Yesterday, I set up a new cluster according to the original configuration. It started normally, and then I copied the data files of the old cluster’s PD and KV to the new cluster for startup. I found that this method didn’t work, and the old cluster was also contaminated by the new cluster. When starting, I found that the new cluster had connections to the old cluster. I suspect that the PD data files recorded the cluster information. At this point, I shut down the new cluster and found that one PD in the old cluster was down, and the startup reported an error:

[2023/12/13 20:44:55.410 +08:00] [ERROR] [kv.go:295] [“fail to load safepoint from pd”] [error=“context deadline exceeded”]
[2023/12/13 20:44:55.528 +08:00] [ERROR] [pd_service_discovery.go:221] [“[pd] failed to update member”] [urls=“[http://172.16.26.212:2379,http://172.16.26.213:2379,http://172.16.27.211:2379]”] [error=“[PD:client:ErrClientGetMember]get member failed”]

Can it still be rescued?

translator_bot · June 21, 2024, 10:33am

| username: Martins | Original post link

The original cluster is 172.16.27.211-216, and the new cluster is 172.16.26.211-216.

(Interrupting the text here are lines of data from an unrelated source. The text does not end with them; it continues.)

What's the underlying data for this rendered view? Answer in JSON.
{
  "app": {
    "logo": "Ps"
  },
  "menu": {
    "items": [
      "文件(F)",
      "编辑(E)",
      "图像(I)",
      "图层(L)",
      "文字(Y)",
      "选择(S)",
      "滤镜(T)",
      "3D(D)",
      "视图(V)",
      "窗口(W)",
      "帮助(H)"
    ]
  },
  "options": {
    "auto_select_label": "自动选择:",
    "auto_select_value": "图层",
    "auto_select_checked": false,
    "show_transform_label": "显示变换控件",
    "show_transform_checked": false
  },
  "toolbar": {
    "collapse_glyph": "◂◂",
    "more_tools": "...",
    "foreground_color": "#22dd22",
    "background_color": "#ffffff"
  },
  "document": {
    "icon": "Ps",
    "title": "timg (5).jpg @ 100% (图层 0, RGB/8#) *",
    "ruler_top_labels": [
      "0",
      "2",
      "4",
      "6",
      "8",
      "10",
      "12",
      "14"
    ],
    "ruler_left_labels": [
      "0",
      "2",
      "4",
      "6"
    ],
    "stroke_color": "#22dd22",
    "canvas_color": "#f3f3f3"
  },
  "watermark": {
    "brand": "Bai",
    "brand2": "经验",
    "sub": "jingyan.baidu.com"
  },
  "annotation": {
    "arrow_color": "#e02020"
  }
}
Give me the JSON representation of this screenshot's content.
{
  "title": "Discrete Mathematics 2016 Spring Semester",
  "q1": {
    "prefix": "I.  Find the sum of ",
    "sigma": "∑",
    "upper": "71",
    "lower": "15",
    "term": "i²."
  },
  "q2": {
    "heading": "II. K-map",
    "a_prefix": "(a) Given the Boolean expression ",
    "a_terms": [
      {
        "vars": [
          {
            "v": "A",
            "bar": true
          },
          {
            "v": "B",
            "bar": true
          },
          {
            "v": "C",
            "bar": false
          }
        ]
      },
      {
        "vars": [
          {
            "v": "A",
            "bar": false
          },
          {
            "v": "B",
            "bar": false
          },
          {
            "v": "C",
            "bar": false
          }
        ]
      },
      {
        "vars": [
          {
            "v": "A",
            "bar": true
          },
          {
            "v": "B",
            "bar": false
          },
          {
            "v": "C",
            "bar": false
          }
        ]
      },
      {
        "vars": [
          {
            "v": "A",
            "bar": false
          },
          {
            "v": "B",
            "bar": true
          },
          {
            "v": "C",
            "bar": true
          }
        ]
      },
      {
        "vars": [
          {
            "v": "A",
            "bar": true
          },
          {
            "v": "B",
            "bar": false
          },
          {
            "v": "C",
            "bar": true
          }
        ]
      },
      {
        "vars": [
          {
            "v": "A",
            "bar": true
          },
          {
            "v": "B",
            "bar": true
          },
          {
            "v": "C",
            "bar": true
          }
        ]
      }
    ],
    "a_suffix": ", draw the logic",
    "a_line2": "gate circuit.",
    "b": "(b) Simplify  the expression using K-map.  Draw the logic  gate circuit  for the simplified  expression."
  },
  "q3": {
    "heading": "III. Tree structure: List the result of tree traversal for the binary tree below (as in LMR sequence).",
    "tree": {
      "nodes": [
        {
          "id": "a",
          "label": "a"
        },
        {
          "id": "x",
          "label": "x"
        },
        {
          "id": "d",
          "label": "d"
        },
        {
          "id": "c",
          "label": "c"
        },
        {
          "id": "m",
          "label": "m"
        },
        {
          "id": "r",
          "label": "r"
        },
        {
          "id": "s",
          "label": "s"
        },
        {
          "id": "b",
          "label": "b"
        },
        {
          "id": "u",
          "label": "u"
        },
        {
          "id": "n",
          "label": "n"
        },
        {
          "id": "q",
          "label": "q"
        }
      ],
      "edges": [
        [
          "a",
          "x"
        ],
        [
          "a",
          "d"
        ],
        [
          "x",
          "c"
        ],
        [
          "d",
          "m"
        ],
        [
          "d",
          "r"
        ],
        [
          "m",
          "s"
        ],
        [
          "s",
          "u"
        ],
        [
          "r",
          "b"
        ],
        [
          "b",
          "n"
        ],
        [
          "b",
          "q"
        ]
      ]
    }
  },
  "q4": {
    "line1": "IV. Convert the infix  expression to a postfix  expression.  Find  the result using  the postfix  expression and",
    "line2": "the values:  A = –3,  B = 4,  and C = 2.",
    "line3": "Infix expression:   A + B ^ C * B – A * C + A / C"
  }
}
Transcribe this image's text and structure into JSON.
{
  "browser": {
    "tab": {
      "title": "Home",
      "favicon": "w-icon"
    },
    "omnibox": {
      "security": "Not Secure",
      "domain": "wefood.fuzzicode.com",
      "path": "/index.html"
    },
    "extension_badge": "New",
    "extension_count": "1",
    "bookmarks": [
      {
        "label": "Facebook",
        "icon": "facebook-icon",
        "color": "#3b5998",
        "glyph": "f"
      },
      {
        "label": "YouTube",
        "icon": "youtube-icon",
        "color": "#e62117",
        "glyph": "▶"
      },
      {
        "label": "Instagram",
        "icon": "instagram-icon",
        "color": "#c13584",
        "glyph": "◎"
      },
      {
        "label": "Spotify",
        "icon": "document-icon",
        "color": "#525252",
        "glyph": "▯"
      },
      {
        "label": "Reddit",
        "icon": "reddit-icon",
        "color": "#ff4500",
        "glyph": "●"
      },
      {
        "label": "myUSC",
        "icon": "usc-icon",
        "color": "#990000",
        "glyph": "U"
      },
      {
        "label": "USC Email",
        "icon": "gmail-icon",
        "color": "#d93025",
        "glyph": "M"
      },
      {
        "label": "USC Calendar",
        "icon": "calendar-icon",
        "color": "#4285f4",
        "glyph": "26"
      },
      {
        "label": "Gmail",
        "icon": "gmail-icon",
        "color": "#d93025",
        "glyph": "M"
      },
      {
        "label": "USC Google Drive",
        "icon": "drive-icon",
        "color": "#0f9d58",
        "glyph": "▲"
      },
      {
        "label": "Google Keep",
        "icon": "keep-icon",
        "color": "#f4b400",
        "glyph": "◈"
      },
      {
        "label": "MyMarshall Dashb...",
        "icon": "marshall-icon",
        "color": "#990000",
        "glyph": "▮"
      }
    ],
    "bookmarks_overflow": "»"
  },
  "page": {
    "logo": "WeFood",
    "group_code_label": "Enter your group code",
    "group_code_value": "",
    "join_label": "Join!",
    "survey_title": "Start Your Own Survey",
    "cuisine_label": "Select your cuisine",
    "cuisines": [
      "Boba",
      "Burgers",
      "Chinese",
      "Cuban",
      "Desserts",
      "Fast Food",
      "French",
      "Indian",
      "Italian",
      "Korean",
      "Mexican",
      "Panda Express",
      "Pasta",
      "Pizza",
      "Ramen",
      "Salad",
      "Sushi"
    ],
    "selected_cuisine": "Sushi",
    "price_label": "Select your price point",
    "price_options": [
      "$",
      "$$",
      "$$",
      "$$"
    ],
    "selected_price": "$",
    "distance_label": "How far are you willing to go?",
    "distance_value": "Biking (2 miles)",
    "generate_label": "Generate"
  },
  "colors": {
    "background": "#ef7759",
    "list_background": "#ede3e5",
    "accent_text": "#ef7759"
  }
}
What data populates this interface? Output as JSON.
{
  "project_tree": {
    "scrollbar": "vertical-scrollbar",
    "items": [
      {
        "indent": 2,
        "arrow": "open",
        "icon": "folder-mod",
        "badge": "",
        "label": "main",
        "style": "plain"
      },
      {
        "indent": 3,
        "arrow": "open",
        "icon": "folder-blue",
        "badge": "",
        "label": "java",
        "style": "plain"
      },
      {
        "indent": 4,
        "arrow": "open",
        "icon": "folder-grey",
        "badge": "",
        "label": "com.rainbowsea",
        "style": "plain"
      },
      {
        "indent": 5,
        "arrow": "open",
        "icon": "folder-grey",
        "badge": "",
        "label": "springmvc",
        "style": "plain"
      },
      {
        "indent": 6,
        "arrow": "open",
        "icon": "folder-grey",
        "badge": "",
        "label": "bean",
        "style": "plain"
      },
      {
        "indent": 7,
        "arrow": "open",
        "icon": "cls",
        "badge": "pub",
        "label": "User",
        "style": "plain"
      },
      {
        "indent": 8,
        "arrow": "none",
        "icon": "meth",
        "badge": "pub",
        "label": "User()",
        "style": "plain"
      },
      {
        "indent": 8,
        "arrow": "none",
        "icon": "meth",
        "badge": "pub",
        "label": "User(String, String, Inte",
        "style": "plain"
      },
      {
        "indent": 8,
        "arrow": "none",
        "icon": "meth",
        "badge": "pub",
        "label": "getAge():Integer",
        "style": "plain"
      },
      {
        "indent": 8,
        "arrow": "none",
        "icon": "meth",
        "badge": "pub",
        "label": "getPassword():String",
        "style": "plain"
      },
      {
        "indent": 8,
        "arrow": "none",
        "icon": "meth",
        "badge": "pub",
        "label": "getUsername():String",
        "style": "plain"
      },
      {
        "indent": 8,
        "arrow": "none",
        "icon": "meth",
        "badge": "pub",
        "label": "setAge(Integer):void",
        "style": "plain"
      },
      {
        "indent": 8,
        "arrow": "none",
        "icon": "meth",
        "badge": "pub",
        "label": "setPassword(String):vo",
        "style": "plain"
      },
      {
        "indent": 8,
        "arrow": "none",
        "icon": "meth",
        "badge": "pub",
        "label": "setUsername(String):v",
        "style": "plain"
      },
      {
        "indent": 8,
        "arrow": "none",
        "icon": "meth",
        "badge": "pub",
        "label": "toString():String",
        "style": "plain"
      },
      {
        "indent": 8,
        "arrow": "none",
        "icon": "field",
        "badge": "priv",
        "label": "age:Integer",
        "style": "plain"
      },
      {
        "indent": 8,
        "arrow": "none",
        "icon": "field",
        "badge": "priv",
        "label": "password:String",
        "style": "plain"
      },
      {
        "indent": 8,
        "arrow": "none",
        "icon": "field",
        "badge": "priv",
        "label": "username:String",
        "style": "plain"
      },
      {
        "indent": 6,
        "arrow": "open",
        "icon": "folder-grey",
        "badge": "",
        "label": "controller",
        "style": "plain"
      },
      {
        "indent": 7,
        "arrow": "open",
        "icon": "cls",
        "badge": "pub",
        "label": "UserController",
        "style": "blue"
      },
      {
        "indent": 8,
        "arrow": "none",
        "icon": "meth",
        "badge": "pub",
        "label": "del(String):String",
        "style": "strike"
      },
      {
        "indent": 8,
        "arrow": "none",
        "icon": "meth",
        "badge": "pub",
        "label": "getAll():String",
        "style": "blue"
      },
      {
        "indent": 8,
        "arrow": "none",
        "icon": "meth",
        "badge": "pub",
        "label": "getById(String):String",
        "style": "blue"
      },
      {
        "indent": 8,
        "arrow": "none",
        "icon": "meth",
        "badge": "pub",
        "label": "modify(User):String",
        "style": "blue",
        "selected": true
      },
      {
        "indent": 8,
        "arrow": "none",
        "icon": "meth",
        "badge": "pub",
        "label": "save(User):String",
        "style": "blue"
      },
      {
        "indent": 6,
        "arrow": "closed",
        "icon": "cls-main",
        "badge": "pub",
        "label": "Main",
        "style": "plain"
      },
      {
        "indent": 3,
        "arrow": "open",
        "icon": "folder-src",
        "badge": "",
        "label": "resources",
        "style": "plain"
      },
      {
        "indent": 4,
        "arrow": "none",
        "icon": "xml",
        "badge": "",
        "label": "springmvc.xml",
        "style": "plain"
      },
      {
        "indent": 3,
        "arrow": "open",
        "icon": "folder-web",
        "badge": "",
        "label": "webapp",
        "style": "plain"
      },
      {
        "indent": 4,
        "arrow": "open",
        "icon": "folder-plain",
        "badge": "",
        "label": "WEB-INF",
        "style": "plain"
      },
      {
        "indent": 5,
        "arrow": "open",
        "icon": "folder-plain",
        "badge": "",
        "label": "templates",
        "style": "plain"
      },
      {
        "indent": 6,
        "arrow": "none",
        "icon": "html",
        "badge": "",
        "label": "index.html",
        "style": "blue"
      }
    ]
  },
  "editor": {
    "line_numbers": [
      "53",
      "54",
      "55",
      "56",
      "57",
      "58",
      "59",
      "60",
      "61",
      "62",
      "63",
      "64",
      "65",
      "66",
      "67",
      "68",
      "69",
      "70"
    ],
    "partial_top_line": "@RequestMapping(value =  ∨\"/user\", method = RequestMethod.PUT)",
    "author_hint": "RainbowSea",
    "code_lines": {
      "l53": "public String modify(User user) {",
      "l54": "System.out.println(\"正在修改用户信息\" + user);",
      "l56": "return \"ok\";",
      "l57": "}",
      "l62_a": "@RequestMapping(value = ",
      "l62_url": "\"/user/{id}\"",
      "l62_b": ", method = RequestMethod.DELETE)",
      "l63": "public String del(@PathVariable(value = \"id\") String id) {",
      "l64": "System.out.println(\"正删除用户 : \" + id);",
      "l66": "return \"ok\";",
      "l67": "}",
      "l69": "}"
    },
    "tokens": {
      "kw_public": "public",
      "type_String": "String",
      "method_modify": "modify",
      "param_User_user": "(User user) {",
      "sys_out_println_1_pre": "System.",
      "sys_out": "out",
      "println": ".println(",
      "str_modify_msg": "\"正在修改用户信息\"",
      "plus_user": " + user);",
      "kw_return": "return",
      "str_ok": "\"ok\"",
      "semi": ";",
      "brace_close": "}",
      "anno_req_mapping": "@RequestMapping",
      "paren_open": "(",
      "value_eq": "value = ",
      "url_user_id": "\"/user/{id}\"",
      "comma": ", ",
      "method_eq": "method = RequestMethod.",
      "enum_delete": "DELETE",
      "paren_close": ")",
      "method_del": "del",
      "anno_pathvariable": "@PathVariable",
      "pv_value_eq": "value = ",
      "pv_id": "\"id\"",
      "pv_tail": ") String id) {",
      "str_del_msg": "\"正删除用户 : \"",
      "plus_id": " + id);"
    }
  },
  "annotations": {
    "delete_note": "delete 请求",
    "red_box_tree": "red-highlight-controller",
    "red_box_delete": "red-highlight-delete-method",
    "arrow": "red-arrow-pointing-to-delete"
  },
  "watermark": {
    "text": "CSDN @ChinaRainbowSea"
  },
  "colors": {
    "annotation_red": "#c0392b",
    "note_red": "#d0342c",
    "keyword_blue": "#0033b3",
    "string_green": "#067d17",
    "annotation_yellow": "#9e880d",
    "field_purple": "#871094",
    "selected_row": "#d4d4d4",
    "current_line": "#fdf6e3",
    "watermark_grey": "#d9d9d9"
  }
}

translator_bot · June 21, 2024, 10:33am

| username: h5n1 | Original post link

Your cloud environment looks quite unreliable. The errors on nodes 1 and 2 are due to data loss or corruption, causing them to fail to start. Is node 3 tombstone due to scaling down? Starting a new cluster with old data files seems untested, especially since your original data files are already compromised. Even if you set up a new cluster, the new cluster’s PD still needs to use pd-recover to restore the cluster-id and alloc-id.

translator_bot · June 21, 2024, 10:33am

| username: Martins | Original post link

Can you explain this in detail? Or provide some documentation, thanks!
This environment has been running for a long time without any issues. Yesterday morning, one KV node suddenly went down, and the system logs showed it was OOM. The node couldn’t be brought back up. By noon, another KV node went down, also due to OOM, and it couldn’t be brought back up either.

translator_bot · June 21, 2024, 10:33am

| username: Jolyne | Original post link

translator_bot · June 21, 2024, 10:33am

| username: Martins | Original post link

Thanks a lot!

translator_bot · June 21, 2024, 10:33am

| username: dba远航 | Original post link

It’s unbelievable that the cloud environment can cause IO corruption, it’s so unreliable.